Dove vanno le spoglie di Forza Italia e quelle di Berlusconi ?
È interessante anche il recente commento di Maurizio Molinari, direttore de «La Repubblica», che esprime quasi un’indicazione. Dopo la morte del fondatore di Forza Italia, un’opzione forte sarebbe l’unificazione di Fratelli d’Italia con quanto rimane del partito-azienda, rinunciando ai legami con il fascismo, in modo da dar vita a un vero partito neo-conservatore, capace di spostare anche gli equilibri europei. Mi sembra più un desiderio che un’ipotesi praticabile e, visto il pulpito da cui viene la predica, rappresenta una versione “avanzata” della soluzione “neo-giolittiana” della grande borghesia europea di “costituzionalizzare i fascisti”, se vogliamo utilizzare il linguaggio di Berlusconi. Mi sembra che ciò contrasti sia gli interessi della famiglia Berlusconi, tutta protesa a tutelare i propri interessi economici, che era il vero obbiettivo della discesa in campo del capo famiglia, sia la difficoltà della Meloni a mollare una fetta rilevante del proprio elettorato, quella nostalgica dell’MSI.
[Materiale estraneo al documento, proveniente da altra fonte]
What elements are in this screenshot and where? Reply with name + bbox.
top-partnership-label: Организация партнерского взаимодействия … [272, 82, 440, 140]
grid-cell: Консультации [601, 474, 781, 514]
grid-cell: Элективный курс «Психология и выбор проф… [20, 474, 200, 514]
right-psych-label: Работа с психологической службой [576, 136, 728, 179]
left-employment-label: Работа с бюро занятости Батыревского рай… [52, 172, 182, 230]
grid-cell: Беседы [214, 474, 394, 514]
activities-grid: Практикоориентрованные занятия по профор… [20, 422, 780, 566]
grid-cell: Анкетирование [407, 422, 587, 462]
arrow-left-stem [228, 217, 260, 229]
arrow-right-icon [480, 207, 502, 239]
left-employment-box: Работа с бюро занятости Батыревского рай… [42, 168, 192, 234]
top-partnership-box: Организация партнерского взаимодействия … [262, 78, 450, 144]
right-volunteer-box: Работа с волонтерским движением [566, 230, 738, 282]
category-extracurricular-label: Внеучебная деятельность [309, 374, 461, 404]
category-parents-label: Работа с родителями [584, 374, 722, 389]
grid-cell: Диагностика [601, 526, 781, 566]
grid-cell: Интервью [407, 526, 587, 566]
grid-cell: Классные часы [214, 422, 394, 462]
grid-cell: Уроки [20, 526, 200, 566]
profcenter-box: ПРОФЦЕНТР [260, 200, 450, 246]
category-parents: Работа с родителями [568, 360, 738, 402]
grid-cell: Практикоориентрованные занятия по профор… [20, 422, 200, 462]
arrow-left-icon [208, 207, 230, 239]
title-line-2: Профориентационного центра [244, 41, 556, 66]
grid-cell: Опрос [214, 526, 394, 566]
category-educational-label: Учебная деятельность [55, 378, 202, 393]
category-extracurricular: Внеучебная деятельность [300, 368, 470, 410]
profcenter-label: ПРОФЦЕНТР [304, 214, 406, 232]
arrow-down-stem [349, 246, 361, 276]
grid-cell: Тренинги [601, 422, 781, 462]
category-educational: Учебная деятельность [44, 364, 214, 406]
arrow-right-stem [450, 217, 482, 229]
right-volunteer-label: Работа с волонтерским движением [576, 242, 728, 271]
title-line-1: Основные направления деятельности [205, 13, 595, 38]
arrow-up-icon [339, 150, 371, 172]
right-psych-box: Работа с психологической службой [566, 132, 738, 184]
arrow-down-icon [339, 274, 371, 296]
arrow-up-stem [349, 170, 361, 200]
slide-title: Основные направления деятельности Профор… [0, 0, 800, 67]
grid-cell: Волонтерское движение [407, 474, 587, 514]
Infine una considerazione sulla spettacolarizzazione della morte di Berlusconi, con l’eccezionale accoppiata di funerali di Stato (disertati dai potenti del pianeta) e di lutto nazionale. Per fortuna una parte importante dell’intellettualità italiana ha avuto il coraggio di ribellarsi, a cominciare dalla Scuola Normale di Pisa. L’uso del corpo del capo, a cui lo scrittore e critico Marco Belpoliti ha dedicato un saggio nel 2009, poi riedito nel 2018, rapidamente ristampato oggi, giunge alla sua apoteosi, una sorta di imbalsamazione virtuale con i maxischermi in piazza Duomo. Nella morte finalmente il corpo e la sua immagine giungono a fondersi nella lontananza cultuale del sacro secondo la lezione di Walter Benjamin. La messa in scena è stata voluta dagli eredi di Berlusconi: quelli del potere dei soldi, la famiglia, e quelli del potere politico, la Meloni. Un’altra prova del regime, che si viene costruendo a nostre spese, trasformati sempre di più da cittadini attivi a spettatori passivi.